Wednesday, February 17, 2010

Roots 6, Job the Humble Ruler, Defend the Poor or Abdicate, The First Servant in a While, God the Creating Father

1. For Black History Month today, I watched Episode 6 of Roots, which is the final episode. The Civil War is over. Blacks are free, but what are they to do with their freedom? They need to find some way to support themselves. As Master Harvey said when he came to his celebrating slaves, “I’m not sure where we’ll go from here.” Freedom is great, but then there are the nuts-and-bolts of how to survive as free people, once the security of slavery is gone. Slavery had its own set of insecurities, mind you: a slave getting beaten on his master’s whim, slave women being forced by their master, the callous split-up of slave families.

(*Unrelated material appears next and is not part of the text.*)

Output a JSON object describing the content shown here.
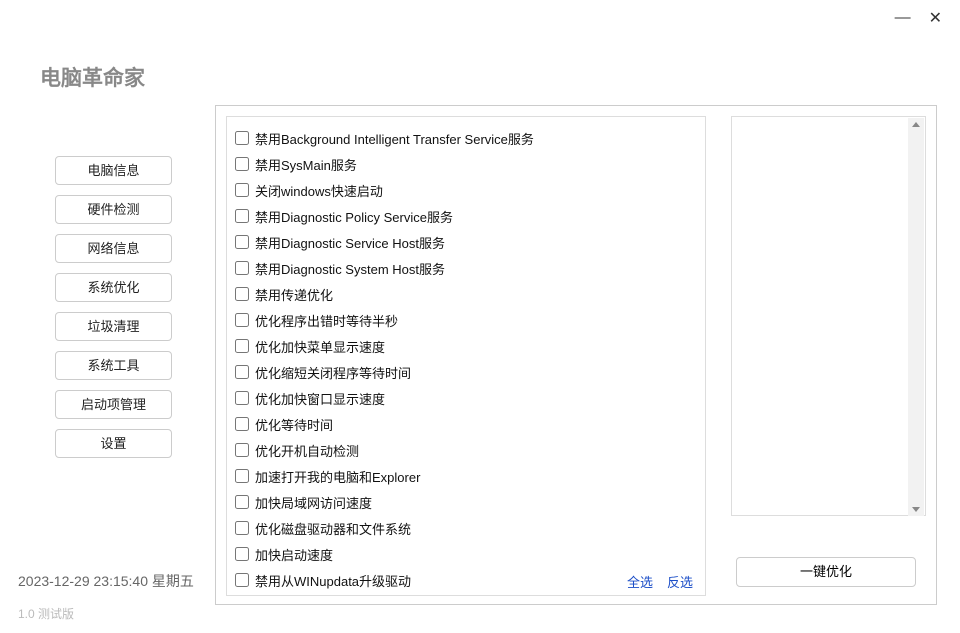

But, by and large, slaves didn’t have to worry about where their next meal would come from.

Someone I know once made this point in support of slavery (yes, I know such people!). “At least the slaves were taken care of,” he said. “But, after the war, the North just forgot about the freed slaves and left them to falter. That wasn’t very nice!”

But, actually, Union General William Tecumseh Sherman sought to give free blacks forty acres and a mule, to get them on a path of financial independence. But President Andrew Johnson revoked that order, and the property was returned to its white owners.

I’ve been thinking some about the “nice slave masters” as I’ve watched Roots. Granted, there were masters who were good people. As Chicken George’s wife, Mathilda, said to the departing Master Harvey, “You was better than most of ‘em.” An Englishman who wanted to buy Chicken George said he’d buy his wife and kids, too, saying, “I don’t like to split up families.” Heck, even though Dr. Reynolds (Mike Brady) split up Kunta’s family, he said earlier in the movie that this wasn’t his policy. “We’re one big happy family here,” he said. “As long as the slaves obey my commands, I’ll keep their families together.”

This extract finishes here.